Edge computing disperses the most granular analyses to the devices themselves, which uncovers insights that would be impossible with minutely data, for example. This also means that instead of trying to create rules in a centralized manner that apply to a wide swath of equipment, edge computing enables providers to “train” devices and allow them to learn the specifics of their data set.

Owners and operators evaluating solutions in 2019 should consider the relationship between hardware and software, as vendors that deliver both proprietary hardware and software will be better positioned to take advantage of edge computing.

7. Verification and accountability

Most of the advances talked about so far have been in collecting better data, collecting data faster, or collecting data more affordably. But data itself has no value, it’s the insights that can be derived that matter to owners and operators. More accurately, it’s the implementation of those insights that deliver the value and the return on investment.

With better data comes better insights, but how are managers supposed to know if the insights they’ve invested in are being implemented? As data-driven solutions move from early adopters to the main stream, more owners and operators are demanding that an ROI be demonstrated early, even in areas that are historically difficult to track, such as maintenance labor hour productivity.

To meet this demand, solution providers are building out a variety of strategies for on-site operators to verify that they have performed tasks associated with the insights that have been generated from analytics platforms.

For example, when maintenance is performed, equipment will often operate at peak efficiency and slowly degrade over time until the next maintenance is performed. If there is a task scheduled, and this spike to peak efficiency does not occur, a manager can be made aware so that he can investigate why it was deferred.

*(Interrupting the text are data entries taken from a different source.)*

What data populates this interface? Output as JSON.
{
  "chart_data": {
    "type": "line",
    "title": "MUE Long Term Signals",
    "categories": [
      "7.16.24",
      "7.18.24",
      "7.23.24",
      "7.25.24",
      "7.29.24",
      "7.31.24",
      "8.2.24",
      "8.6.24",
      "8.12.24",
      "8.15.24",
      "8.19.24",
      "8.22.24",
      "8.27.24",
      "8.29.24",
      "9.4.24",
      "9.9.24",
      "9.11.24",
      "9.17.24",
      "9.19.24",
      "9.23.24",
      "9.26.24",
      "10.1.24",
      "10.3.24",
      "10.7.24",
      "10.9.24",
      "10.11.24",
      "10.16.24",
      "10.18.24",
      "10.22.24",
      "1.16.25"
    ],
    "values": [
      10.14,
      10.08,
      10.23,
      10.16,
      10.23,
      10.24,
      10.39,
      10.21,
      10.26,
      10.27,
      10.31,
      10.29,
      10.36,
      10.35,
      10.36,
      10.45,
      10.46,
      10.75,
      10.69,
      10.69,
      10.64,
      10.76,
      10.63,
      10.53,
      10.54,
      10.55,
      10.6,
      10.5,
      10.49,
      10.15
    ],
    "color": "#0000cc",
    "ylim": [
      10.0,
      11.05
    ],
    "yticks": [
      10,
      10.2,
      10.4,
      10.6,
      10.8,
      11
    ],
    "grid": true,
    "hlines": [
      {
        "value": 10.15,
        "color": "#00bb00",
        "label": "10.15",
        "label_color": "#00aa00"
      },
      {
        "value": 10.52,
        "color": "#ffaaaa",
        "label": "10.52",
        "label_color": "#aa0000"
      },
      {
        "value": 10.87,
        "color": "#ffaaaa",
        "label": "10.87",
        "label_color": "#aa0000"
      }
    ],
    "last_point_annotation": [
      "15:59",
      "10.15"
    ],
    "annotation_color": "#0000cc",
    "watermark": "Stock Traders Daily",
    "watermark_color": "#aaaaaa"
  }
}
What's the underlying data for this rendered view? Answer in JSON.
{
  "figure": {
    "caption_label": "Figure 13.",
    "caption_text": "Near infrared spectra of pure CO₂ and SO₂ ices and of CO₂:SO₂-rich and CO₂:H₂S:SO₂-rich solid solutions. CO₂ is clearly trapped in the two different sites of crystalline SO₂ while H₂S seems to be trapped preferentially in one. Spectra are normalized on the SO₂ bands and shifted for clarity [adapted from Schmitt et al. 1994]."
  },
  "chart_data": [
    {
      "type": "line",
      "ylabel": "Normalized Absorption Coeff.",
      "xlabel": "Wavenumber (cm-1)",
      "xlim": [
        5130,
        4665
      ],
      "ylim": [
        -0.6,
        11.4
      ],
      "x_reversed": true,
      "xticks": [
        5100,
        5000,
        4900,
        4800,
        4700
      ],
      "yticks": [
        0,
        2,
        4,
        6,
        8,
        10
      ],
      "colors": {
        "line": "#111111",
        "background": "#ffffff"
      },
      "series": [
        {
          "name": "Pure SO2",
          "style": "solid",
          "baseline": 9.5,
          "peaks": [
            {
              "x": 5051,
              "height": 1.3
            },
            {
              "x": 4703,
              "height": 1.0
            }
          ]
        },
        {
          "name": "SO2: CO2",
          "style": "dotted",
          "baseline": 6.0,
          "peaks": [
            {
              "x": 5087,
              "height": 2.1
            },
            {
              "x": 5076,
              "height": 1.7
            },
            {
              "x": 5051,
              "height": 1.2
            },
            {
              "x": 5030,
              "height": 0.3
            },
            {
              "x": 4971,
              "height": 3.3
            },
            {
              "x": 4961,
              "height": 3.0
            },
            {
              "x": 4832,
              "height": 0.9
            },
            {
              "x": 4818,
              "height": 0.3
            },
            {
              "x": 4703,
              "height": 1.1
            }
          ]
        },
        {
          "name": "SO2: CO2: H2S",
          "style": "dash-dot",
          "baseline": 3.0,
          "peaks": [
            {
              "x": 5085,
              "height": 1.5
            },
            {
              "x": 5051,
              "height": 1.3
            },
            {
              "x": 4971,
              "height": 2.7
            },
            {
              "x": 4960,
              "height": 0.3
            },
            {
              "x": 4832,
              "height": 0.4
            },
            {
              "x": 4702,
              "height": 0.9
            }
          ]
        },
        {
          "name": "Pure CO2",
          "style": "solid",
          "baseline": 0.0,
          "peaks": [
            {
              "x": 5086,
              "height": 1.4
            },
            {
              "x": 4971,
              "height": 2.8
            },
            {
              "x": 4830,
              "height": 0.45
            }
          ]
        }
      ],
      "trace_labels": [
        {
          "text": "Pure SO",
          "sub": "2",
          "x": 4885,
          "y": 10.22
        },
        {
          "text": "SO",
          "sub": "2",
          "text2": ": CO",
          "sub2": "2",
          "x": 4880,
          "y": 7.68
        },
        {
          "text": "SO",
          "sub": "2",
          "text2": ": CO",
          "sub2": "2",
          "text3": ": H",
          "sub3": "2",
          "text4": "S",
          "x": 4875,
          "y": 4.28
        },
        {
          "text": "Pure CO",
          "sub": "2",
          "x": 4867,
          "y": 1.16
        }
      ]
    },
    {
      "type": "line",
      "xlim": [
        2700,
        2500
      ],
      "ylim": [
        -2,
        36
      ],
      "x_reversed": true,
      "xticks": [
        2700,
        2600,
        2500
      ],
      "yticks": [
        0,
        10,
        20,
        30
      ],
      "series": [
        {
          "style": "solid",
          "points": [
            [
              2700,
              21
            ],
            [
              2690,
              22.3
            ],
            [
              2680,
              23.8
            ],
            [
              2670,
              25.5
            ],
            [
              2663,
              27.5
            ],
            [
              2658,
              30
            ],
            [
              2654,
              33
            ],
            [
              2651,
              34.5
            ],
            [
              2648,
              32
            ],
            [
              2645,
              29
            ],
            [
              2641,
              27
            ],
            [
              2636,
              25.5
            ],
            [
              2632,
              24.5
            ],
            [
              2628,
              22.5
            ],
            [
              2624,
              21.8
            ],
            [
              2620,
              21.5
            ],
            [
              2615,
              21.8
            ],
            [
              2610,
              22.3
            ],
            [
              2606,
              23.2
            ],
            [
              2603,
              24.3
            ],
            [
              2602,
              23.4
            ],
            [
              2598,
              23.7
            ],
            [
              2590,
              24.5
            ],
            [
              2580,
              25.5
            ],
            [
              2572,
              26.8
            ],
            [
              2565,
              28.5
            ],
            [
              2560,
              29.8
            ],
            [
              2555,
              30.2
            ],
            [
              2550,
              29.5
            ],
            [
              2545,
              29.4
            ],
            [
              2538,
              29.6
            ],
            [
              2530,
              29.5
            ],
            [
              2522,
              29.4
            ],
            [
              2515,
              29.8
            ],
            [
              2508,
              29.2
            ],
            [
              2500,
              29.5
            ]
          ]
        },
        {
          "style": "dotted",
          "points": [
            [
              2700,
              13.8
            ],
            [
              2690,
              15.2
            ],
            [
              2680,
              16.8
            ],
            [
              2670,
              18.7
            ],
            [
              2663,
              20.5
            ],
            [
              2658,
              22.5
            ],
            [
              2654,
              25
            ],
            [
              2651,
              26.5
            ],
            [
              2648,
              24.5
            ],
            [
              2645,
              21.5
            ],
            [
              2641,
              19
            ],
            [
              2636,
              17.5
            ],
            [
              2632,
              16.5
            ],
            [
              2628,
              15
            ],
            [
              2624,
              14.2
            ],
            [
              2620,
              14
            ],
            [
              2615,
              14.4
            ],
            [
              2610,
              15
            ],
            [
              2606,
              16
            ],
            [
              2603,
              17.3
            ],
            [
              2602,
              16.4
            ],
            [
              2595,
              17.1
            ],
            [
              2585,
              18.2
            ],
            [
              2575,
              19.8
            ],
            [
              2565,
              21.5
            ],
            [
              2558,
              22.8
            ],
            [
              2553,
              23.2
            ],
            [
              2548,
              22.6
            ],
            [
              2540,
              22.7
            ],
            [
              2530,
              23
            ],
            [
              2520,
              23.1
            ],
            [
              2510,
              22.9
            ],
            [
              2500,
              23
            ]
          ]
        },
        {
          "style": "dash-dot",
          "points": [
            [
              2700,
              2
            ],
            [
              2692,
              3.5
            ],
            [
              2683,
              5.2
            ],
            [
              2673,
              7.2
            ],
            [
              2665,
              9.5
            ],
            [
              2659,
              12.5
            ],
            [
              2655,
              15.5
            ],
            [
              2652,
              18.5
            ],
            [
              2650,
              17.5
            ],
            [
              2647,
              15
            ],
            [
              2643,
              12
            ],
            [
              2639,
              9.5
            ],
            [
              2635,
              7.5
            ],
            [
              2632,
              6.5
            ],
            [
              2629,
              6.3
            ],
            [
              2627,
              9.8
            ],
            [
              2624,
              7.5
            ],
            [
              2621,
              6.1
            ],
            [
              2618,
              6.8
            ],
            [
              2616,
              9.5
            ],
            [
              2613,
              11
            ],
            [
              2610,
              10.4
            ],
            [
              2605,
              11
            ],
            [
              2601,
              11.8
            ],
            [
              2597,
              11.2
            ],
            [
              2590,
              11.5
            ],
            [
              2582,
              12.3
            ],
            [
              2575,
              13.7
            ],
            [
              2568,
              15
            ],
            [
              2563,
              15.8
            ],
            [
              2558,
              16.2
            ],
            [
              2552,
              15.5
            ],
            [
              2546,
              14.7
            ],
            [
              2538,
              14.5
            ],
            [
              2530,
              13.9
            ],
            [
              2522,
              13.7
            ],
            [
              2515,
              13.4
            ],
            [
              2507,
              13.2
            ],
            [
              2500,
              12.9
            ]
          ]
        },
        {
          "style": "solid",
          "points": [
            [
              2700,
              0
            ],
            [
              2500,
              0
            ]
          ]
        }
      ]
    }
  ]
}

Many data solutions focus on utility savings exclusively, but maintenance savings opportunities can be just as high. The only way to quantify maintenance savings is to track labor productivity, so it’s important that a platform has a strategy for tracking activities digitally and at scale.

8. Comparative ratings

A comprehensive building operations platform will serve every stakeholder involved in building operations. One group that has been historically overlooked is asset managers, who oversee approving the capital investments for equipment replacements.

Like many large financial decisions, equipment replacements involve a lot of assumptions. Unfortunately, instead of empirical data, most asset managers must rely on manufacturers’ estimates for the equipment useful life (EUL), and other rules of thumb.

Now, due to the sheer quantity of data that has been collected, empirical data about the relative equipment health and performance are enabling asset managers to make much more informed decisions. Perhaps one system has a higher upfront cost, but the lifetime operational costs are much lower. Perhaps a high-efficiency system tends to also have many equipment malfunctions and require expensive third-party repairs that negate the superior performance.

Just as importantly, comparative data and a more accurate picture of equipment lifetimes help asset managers smooth out their investments year-over-year, so they don’t get stuck with one year that blows out the budget and another that barely requires any investments. This is a very exciting prospect to asset managers and expect these analytics to get a lot of attention in 2019.